We will use XGBoost for our classification task. To perform our CV procedure we use StratifiedKFold splitting from sklearn, because we have unbalanced targets in our dataset.

In [151]:
from xgboost.sklearn import XGBClassifier
from sklearn.model_selection import StratifiedKFold

The internal cv feature of xgboost algorithms showed us that 100 estimators and learning rate 0.1 is OK for this task. So, we continue with tuning max_tree_depth parameter using grid search procedure. 

In [171]:
max_tree_depths = [3, 4, 6, 8]

for max_tree_depth in max_tree_depths:
    skf = StratifiedKFold()
    roc_auc_scores = []
    gini_scores = []

    for train_index, test_index in skf.split(X_train, y_train):
        X_train_cv, X_test_cv = X_train.iloc[train_index], X_train.iloc[test_index]
        y_train_cv, y_test_cv = y_train[train_index], y_train[test_index]
        xgb = XGBClassifier(max_depth=max_tree_depth, missing=-1)
        xgb.fit(X_train_cv, y_train_cv)
        preds = xgb.predict_proba(X_test_cv)
        gini_scores.append(gini_normalized(y_test_cv, preds[:,1]))
        roc_auc_scores.append(2*roc_auc_score(y_test_cv, preds[:,1])-1)

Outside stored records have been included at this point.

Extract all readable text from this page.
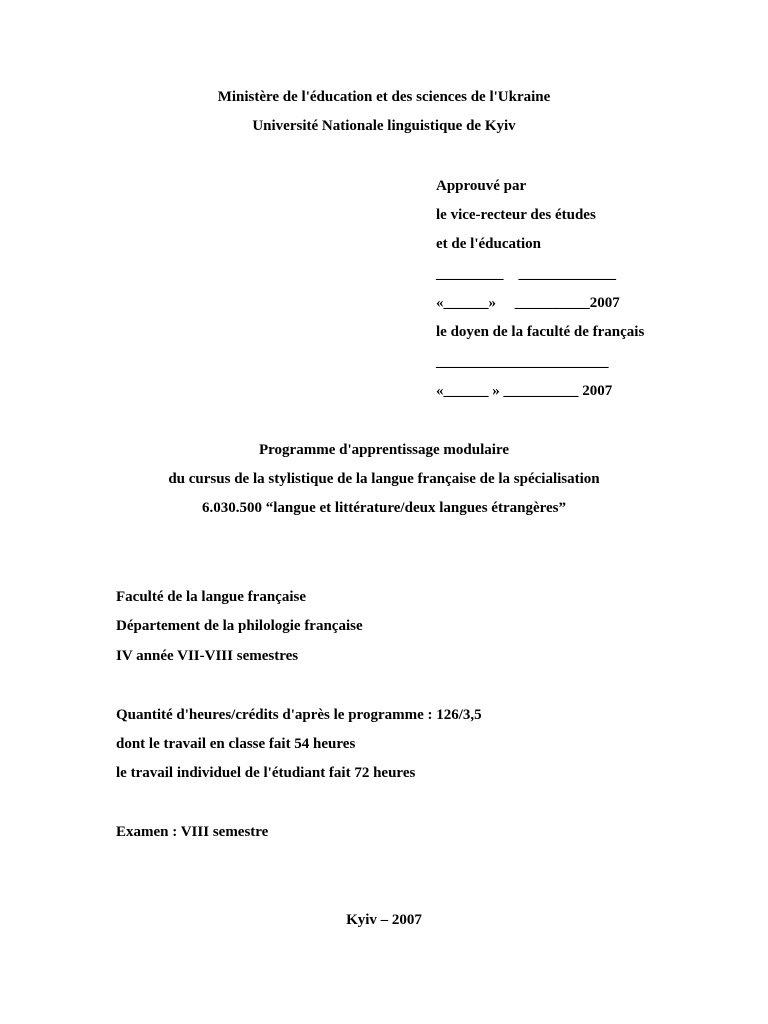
Ministère de l'éducation et des sciences de l'Ukraine
Université Nationale linguistique de Kyiv
Approuvé par
le vice-recteur des études
et de l'éducation
_________    _____________
«______»     __________2007
le doyen de la faculté de français
_______________________
«______ » __________ 2007
Programme d'apprentissage modulaire
du cursus de la stylistique de la langue française de la spécialisation
6.030.500 “langue et littérature/deux langues étrangères”
Faculté de la langue française
Département de la philologie française
IV année VII-VIII semestres
Quantité d'heures/crédits d'après le programme : 126/3,5
dont le travail en classe fait 54 heures
le travail individuel de l'étudiant fait 72 heures
Examen : VIII semestre
Kyiv – 2007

    print('max_tree_depth value: ', max_tree_depth)
    print('gini (function): ', np.mean(gini_scores), '\tgini (roc auc): ', np.mean(roc_auc_scores))
    print()

max_tree_depth value:  3
gini (function):  0.275427958339 	gini (roc auc):  0.275427959786

max_tree_depth value:  4
gini (function):  0.27743021761 	gini (roc auc):  0.277430211582

max_tree_depth value:  6
gini (function):  0.274512398979 	gini (roc auc):  0.274512400426

max_tree_depth value:  8
gini (function):  0.260478704967 	gini (roc auc):  0.260478696286



After choosing the optimal max_tree_depth value equals 4, we tune row_sabsampling and col_subsampling parameters also using grid search.

In [None]:
row_subsamplings = [0.5, 0.75, 1.0]
col_subsamplings = [0.4, 0.6, 0.8, 1.0]

for row_subsampling in row_subsamplings:
    for col_subsampling in col_subsamplings:
        skf = StratifiedKFold()
        roc_auc_scores = []
        gini_scores = []

        for train_index, test_index in skf.split(X_train, y_train):
            X_train_cv, X_test_cv = X_train.iloc[train_index], X_train.iloc[test_index]
            y_train_cv, y_test_cv = y_train[train_index], y_train[test_index]
            xgb = XGBClassifier(max_depth=4, subsample=row_subsampling, colsample_bytree=col_subsampling, missing=-1)
            xgb.fit(X_train_cv, y_train_cv)
            preds = xgb.predict_proba(X_test_cv)
            gini_scores.append(gini_normalized(y_test_cv, preds[:,1]))
            roc_auc_scores.append(2*roc_auc_score(y_test_cv, preds[:,1])-1)

        print('row_subsampling value: ', row_subsampling, '\tcol_subsampling value: ', col_subsampling)
        print('gini (function): ', np.mean(gini_scores), '\tgini (roc auc): ', np.mean(roc_auc_scores))
        print()

Now, we are ready to train our final model and make predictions for submitting on Kaggle.

In [161]:
xgb = XGBClassifier(max_depth=4, subsample=0.75, colsample_bytree=0.8, missing=-1)
xgb.fit(X_train, y_train)
preds = xgb.predict_proba(X_test)

In [162]:
result = pd.DataFrame(np.array([test['id'].values, preds[:,1]]).transpose(), columns=['id', 'target'])
result = result.astype({'id':int})
result.to_csv('result.csv', index=False)

The result is 0.276 score on Public LB.